By: Scott Chimuk
In, Law Society of Alberta v Higgerty, 2024 ABKB 410, Scott Chimuk acted for 6 different law firms (the “New Firms”) in a receivership application relating to whether a litigation lender was entitled to a charging lien or charging order against files that were transferred by the Custodian to the New Firms following a notice of intention to enforce security by the lender after a law firm (Higgerty Law) went into custodianship.
The transferred files were all contingency files such that no fees would be paid until such time as the files were either settled or resolved by way of trial. Therefore, any potential payments for work performed by Higgerty Law had not yet crystallized at the time of the application.
The lender argued that since it had a security interest in all the property of Higgerty law that this interest gave it all rights and entitlement of Higgerty Law – including the ability to assert a solicitor’s lien in respect of its files.
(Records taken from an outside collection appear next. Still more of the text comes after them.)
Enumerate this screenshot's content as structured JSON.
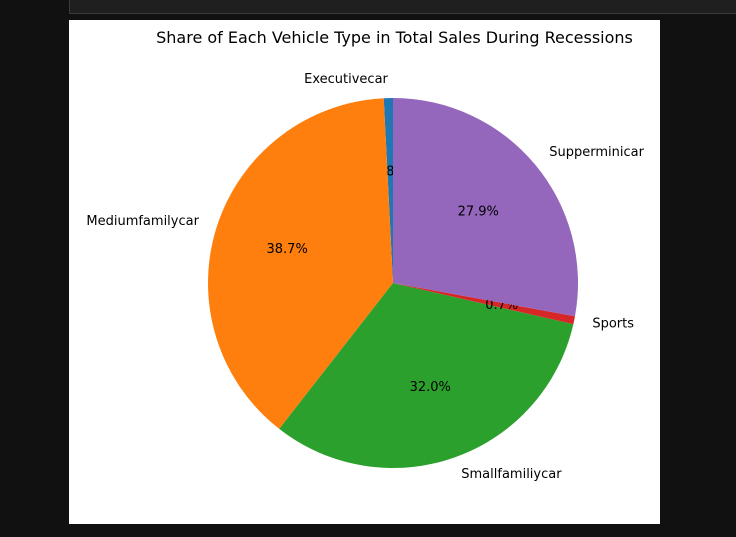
{
  "chart_data": {
    "type": "pie",
    "title": "Share of Each Vehicle Type in Total Sales During Recessions",
    "start_angle_deg": 90,
    "direction": "counterclockwise",
    "slices": [
      {
        "label": "Executivecar",
        "value": 0.8,
        "pct_label": "0.8%",
        "color": "#1f77b4"
      },
      {
        "label": "Mediumfamilycar",
        "value": 38.7,
        "pct_label": "38.7%",
        "color": "#ff7f0e"
      },
      {
        "label": "Smallfamiliycar",
        "value": 32.0,
        "pct_label": "32.0%",
        "color": "#2ca02c"
      },
      {
        "label": "Sports",
        "value": 0.7,
        "pct_label": "0.7%",
        "color": "#d62728"
      },
      {
        "label": "Supperminicar",
        "value": 27.9,
        "pct_label": "27.9%",
        "color": "#9467bd"
      }
    ]
  }
}
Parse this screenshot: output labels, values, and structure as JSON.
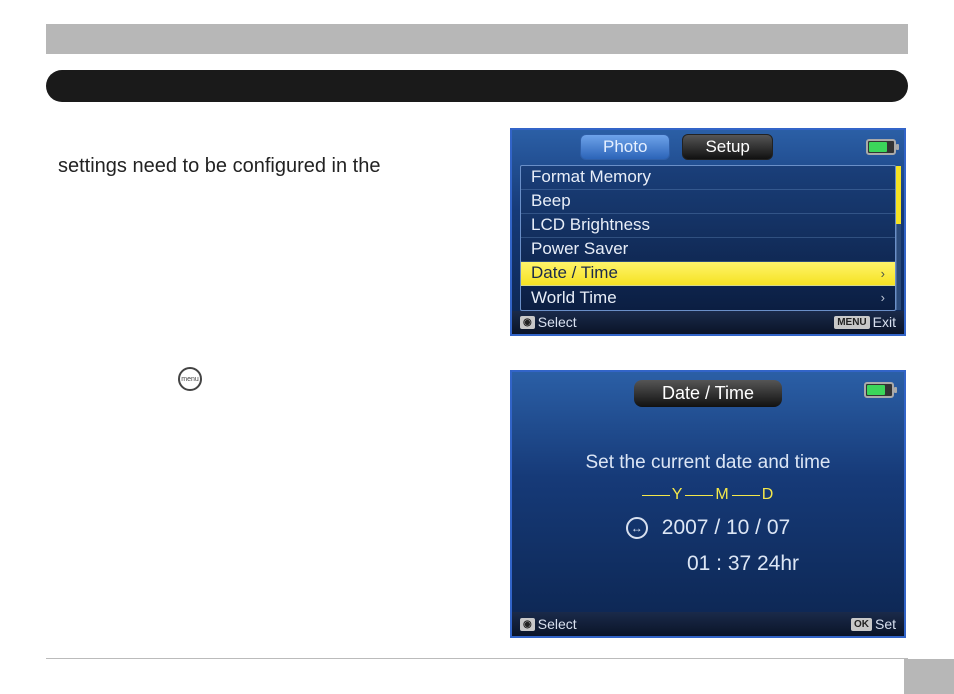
{
  "body_text": "settings need to be configured in the",
  "menu_button_label": "menu",
  "screen1": {
    "tabs": {
      "photo": "Photo",
      "setup": "Setup"
    },
    "items": [
      {
        "label": "Format Memory",
        "highlighted": false,
        "arrow": ""
      },
      {
        "label": "Beep",
        "highlighted": false,
        "arrow": ""
      },
      {
        "label": "LCD Brightness",
        "highlighted": false,
        "arrow": ""
      },
      {
        "label": "Power Saver",
        "highlighted": false,
        "arrow": ""
      },
      {
        "label": "Date / Time",
        "highlighted": true,
        "arrow": "›"
      },
      {
        "label": "World Time",
        "highlighted": false,
        "arrow": "›"
      }
    ],
    "footer_left_badge": "◉",
    "footer_left": "Select",
    "footer_right_badge": "MENU",
    "footer_right": "Exit",
    "colors": {
      "highlight_bg": "#f5e223",
      "highlight_text": "#1a2a4a",
      "bg_top": "#2b5fa6",
      "bg_bottom": "#0c2550",
      "border": "#3264c8"
    }
  },
  "screen2": {
    "title": "Date / Time",
    "prompt": "Set the current date and time",
    "ymd": {
      "y": "Y",
      "m": "M",
      "d": "D"
    },
    "date": "2007 / 10 / 07",
    "time": "01 : 37  24hr",
    "footer_left_badge": "◉",
    "footer_left": "Select",
    "footer_right_badge": "OK",
    "footer_right": "Set",
    "colors": {
      "ymd_color": "#f5e84a",
      "text_color": "#dce6f5"
    }
  },
  "page_colors": {
    "gray_bar": "#b7b7b7",
    "black_bar": "#1a1a1a",
    "rule": "#bbbbbb"
  }
}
The New Firms, argued that the lender could not assert such an interest because:
It was not a solicitor and therefore not subject to the regulation of the Law Society;
To allow the lien to be asserted would breach the solicitor client privilege of the former clients of Higgerty law; and
That the Receiver/Custodian was the appropriate party to assert a claim
The Court found that the lender was not entitled to assert a lien on the basis that it did not meet the requirements under either the Rules or the common-law. Because of this finding it was unnecessary to rule on the issues of privilege or Law Society regulation.
In obiter dicta, the Court did leave open the possibility that the custodian/receiver-manager, as opposed to the lender, could potentially assert a solicitor’s lien in recovering the potential proceeds to repay the creditors of Higgerty Law. The application of the lender was therefore dismissed.